On September 13, 1915, Sherwood Anderson (1876 – 1941) became thirty-nine years old. He was living in Chicago for the third time, writing advertising copy to support himself while trying to achieve his greatest ambition: to become a published novelist.

It took Anderson—now, if not a major author, then at least an important one—until middle age to find and execute that ambition. Many writers seem to take longer, and at times I wonder how they persevere. Perhaps they are afflicted with what Robertson Davies said novelists must be. I’m reminded of a famous quote, given here in the Guardian: “Robertson Davies, the great Canadian novelist, once observed: ‘There is absolutely no point in sitting down to write a book unless you feel that you must write that book, or else go mad, or die.’ “

Oh, Zuckerman…

“I gave myself to him and he’ll never forgive me for it. He’s not merely a monster, he’s a great moralist too.”
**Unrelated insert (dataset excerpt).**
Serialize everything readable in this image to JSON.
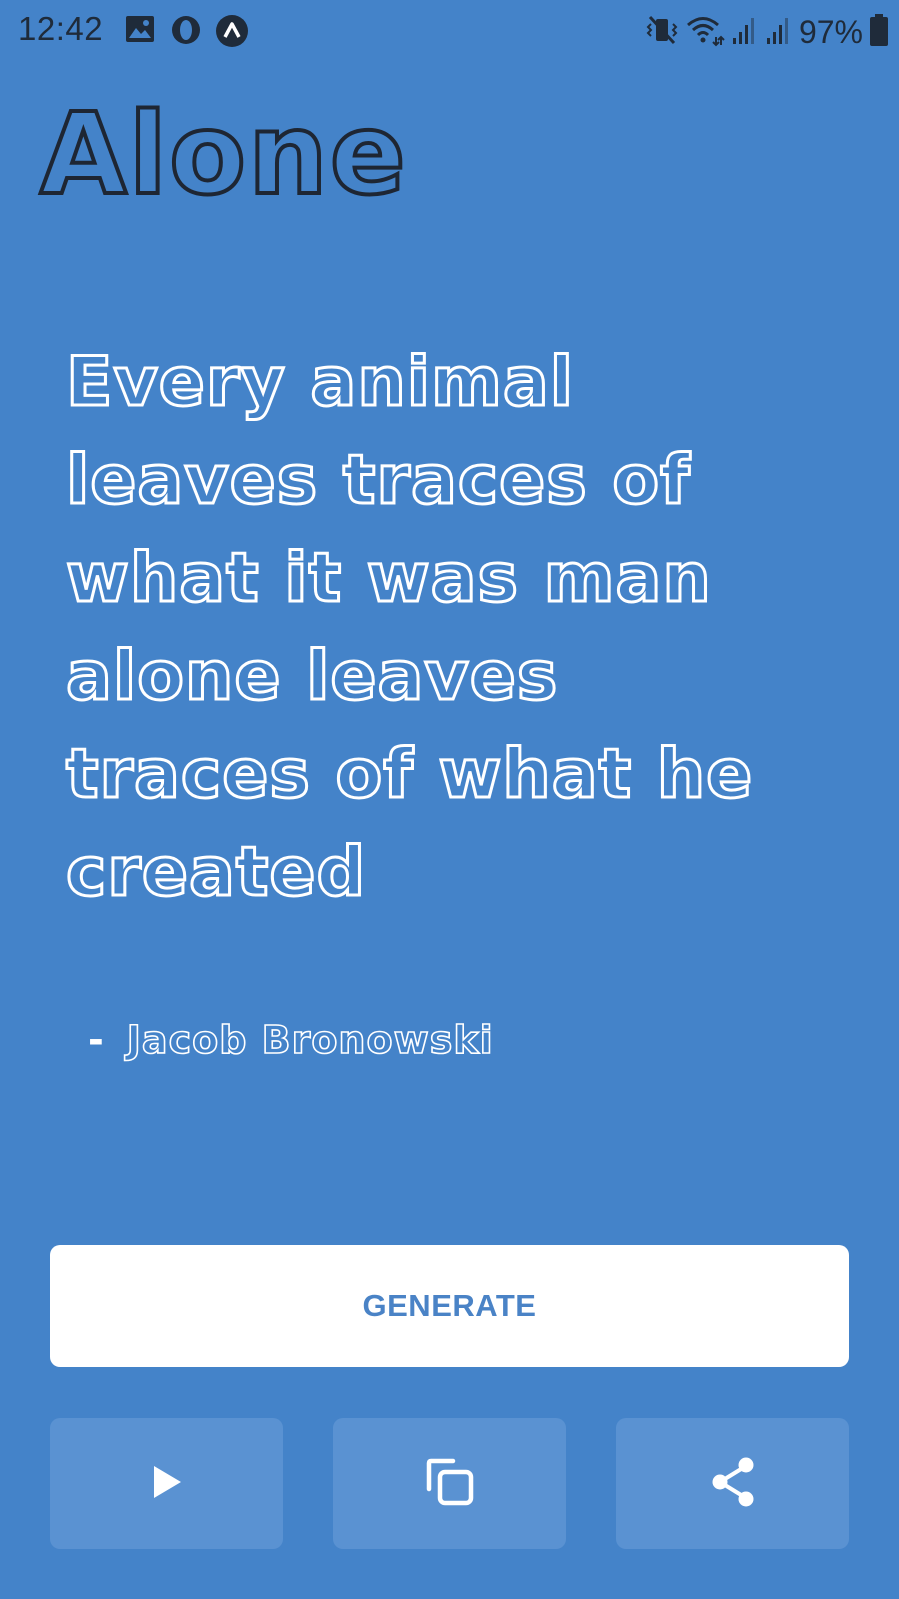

—That’s from Philip Roth’s Zuckerman Unbound, although the edition I have is called Zuckerman Bound. It’s funnier still in context. I’m reading Zuckerman because I was inspired by a quote in Katie Roiphe’s much-discussed essay, “The Naked and the Conflicted:”

“The sight of the Zipper King’s daughter sitting on the edge of the bathtub with her legs flung apart, wantonly surrendering all 5 feet 9 inches of herself to a vegetable, was as mysterious and compelling a vision as any Zuckerman had ever seen.” I can’t decide what’s so compelling—I think it’s the middle, with the adverb adjective duo of “wantonly surrendering,” which seem like they should be pornographic but are mostly comic, or vice-versa. “Vice-versa” seems like a useful pair of words when dealing with Roth, because he’s constantly got me wondering exactly where in the circuit I stand: at the bottom, the top, the sides, somewhere else? It’s complexity that isn’t complex to read or enjoy.

Or maybe it’s something else about the sentence, like how incongruous or outrageous it is: the Zipper King has a sense of pathos, the idea of the daughter of the Zipper King is vaguely medieval despite the American seen, and the mystery that Zuckerman feels is almost religious in a very much not religious context. It’s got a lot of ingredients in the stew, and trying to pick them out isn’t easily accomplished, even if we appreciate the taste.

Life: Writers' edition

“Never underestimate a writer’s vanity, especially that of a mediocre writer.”

—Carlos Ruiz Zafón, The Angel’s Game

Life: Children and The Children’s Book

“The young desire to be free of the adults, and at the same time were prepared to resent any hint that the adults might desire to be free of them.”

—A.S. Byatt, The Children’s Book (which is excellent and highly recommended so far).